La pluie tombe de façon drue. Si fort que si vous sortiez elle vous fouetterait le visage en gravant dans la peau de grandes marques rouges. Parfois elle tombe légèrement de côté, mais la plupart du temps sa chute est absolument verticale. La pluie qui tombe en cordes vient claquer le sol et balayer la rue à grands coups de jet. Il y a un petit peu dans Paris un air de déluge. Le tonnerre qui gronde au loin et le soir qui tombe en pleine après-midi. Je ne vois plus rien dans l'appartement. Mais je n'arrive pas à me décider à allumer la lumière. N'est-on pas au mois d'août tout de même ?Il y a cette humide nostalgie des jours de grande pluie. Le temps qui se laisse écouler doucement, bien plus doucement que les gouttes d'eau qui tapent au carreau. Il y a cette douce envie de ne rien faire, comme un non-désir qui viendrait habiter tout le corps. Chaque année, ce sentiment trouble revient aux jours de très grandes averses : comme si la pluie tombait... et moi avec.

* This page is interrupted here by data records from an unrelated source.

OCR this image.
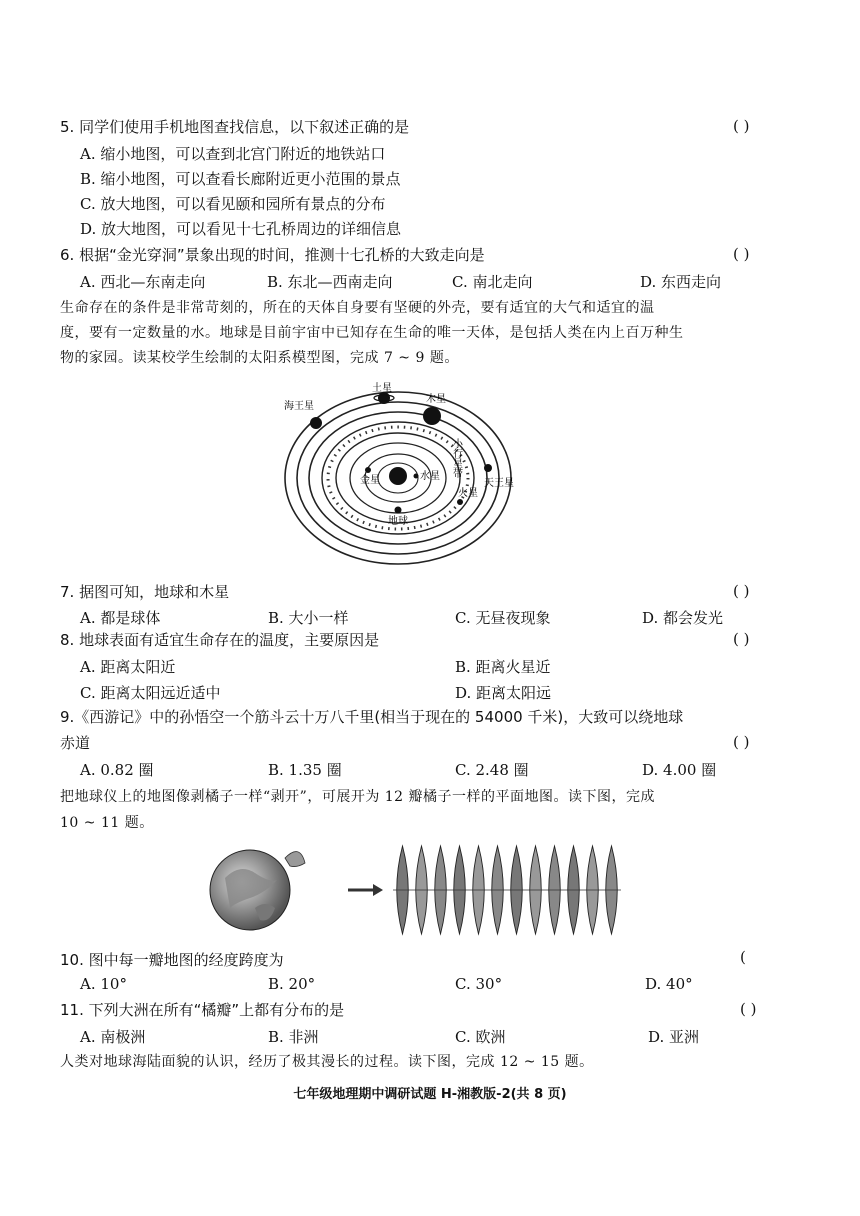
5. 同学们使用手机地图查找信息，以下叙述正确的是	( )
A. 缩小地图，可以查到北宫门附近的地铁站口
B. 缩小地图，可以查看长廊附近更小范围的景点
C. 放大地图，可以看见颐和园所有景点的分布
D. 放大地图，可以看见十七孔桥周边的详细信息
6. 根据“金光穿洞”景象出现的时间，推测十七孔桥的大致走向是	( )
A. 西北—东南走向	B. 东北—西南走向	C. 南北走向	D. 东西走向
生命存在的条件是非常苛刻的，所在的天体自身要有坚硬的外壳，要有适宜的大气和适宜的温
度，要有一定数量的水。地球是目前宇宙中已知存在生命的唯一天体，是包括人类在内上百万种生
物的家园。读某校学生绘制的太阳系模型图，完成 7 ~ 9 题。
海王星
土星
木星
小行星带
金星	水星
天王星
火星
地球
7. 据图可知，地球和木星	( )
A. 都是球体	B. 大小一样	C. 无昼夜现象	D. 都会发光
8. 地球表面有适宜生命存在的温度，主要原因是	( )
A. 距离太阳近	B. 距离火星近
C. 距离太阳远近适中	D. 距离太阳远
9.《西游记》中的孙悟空一个筋斗云十万八千里(相当于现在的 54000 千米)，大致可以绕地球
赤道	( )
A. 0.82 圈	B. 1.35 圈	C. 2.48 圈	D. 4.00 圈
把地球仪上的地图像剥橘子一样“剥开”，可展开为 12 瓣橘子一样的平面地图。读下图，完成
10 ~ 11 题。
10. 图中每一瓣地图的经度跨度为	(
A. 10°	B. 20°	C. 30°	D. 40°
11. 下列大洲在所有“橘瓣”上都有分布的是	( )
A. 南极洲	B. 非洲	C. 欧洲	D. 亚洲
人类对地球海陆面貌的认识，经历了极其漫长的过程。读下图，完成 12 ~ 15 题。
七年级地理期中调研试题 H-湘教版-2(共 8 页)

Depuis mon retour de vacances, je ne fais pas grand chose de mes journées. Le temps passe et pour une fois je ne sais pas vraiment où il me mène. Quelque fois, j'ai l'impression d'être en vacances, comme autrefois - comme ces fins de mois d'août où l'on attend doucement la rentrée des classes. Mais je sais que cette année, il n'y aura pas de rentrée pour moi. Ni devant ni derrière un grand bureau et un tableau noir. J'ai peur que ce qui m'attend, ce ne soit qu'une longue inaction qui ressemblerait à un chômage qui tairait son nom. Alors je préfère garder l'illusion que dans quelques semaines, ce sera la rentrée qui m'attendra, et pas un grand vide. Je laisse donc les jours tomber avec fracas derrière la vitre de ma fenêtre.
Pour m'amuser, je joue les femmes au foyer. Je regarde Amour Gloire et Beauté le matin, juste après le départ de mon homme. Puis je vais donner mon cours à Rama, avant de revenir déjeuner à la maison devant la télévision. Vers 14 heures sur M6, il y a toujours un téléfilm romantico-tragique que je me regarde goulûment en faisant semblant de tout prendre au premier degré. Après le film, mon apathie est encore plus terrible. Alors je lis, ou bien j'écris, ou bien je furète dans mon ordinateur. Puis soudain, en fin d'après-midi, je me dis que je n'ai rien fait de la journée. Que ce n'est pas sérieux. Que je ne vaux rien décidément. Alors, tout d'un coup je m'active. Je me prends pour une épouse modèle. Je fais le ménage, en n'oubliant pas de passer l'aspirateur sous le tapis. Je nettoie la vaisselle, en grattant la grande casserole de riz. Je fais les courses à l'Intermarché, après avoir noté sur un bout de papier tout ce qu'il me fallait. Et puis je me mets devant les fourneaux, faisant semblant de cuisiner. Hier soir, pour une fois, O. n'avait plus qu'à se mettre les pieds sous la table lorsqu'il est rentré. Il s'est resservi plusieurs fois du hoummous que j'avais péniblement confectionné, prétendant fallacieusement qu'il était aussi bon que celui de sa maman.
Je joue parfaitement mon rôle de totale composition. C'est même plutôt marrant. Surtout quand on fait semblant de prendre tout ça au sérieux. Bien sûr, je sais que ça ne durera pas. Je sais que si j'interprétais ce rôle pendant plusieurs mois, sans rien faire d'autre dans mes heures perdues que regarder la pluie tomber par la fenêtre, je ne serais plus tout à fait moi. Le jeu n'est amusant que parce qu'il est temporaire. J'ai endossé le costume de femme au foyer comme si je m'étais déguisée pour Mardi-Gras. Ce n'est pas moi. Je joue simplement en attendant de vivre de nouveau ce qui ressemblera pour moi à une rentrée des classes. Et qui me fera troquer mon tablier et mon aspirateur contre mon stylo et du papier.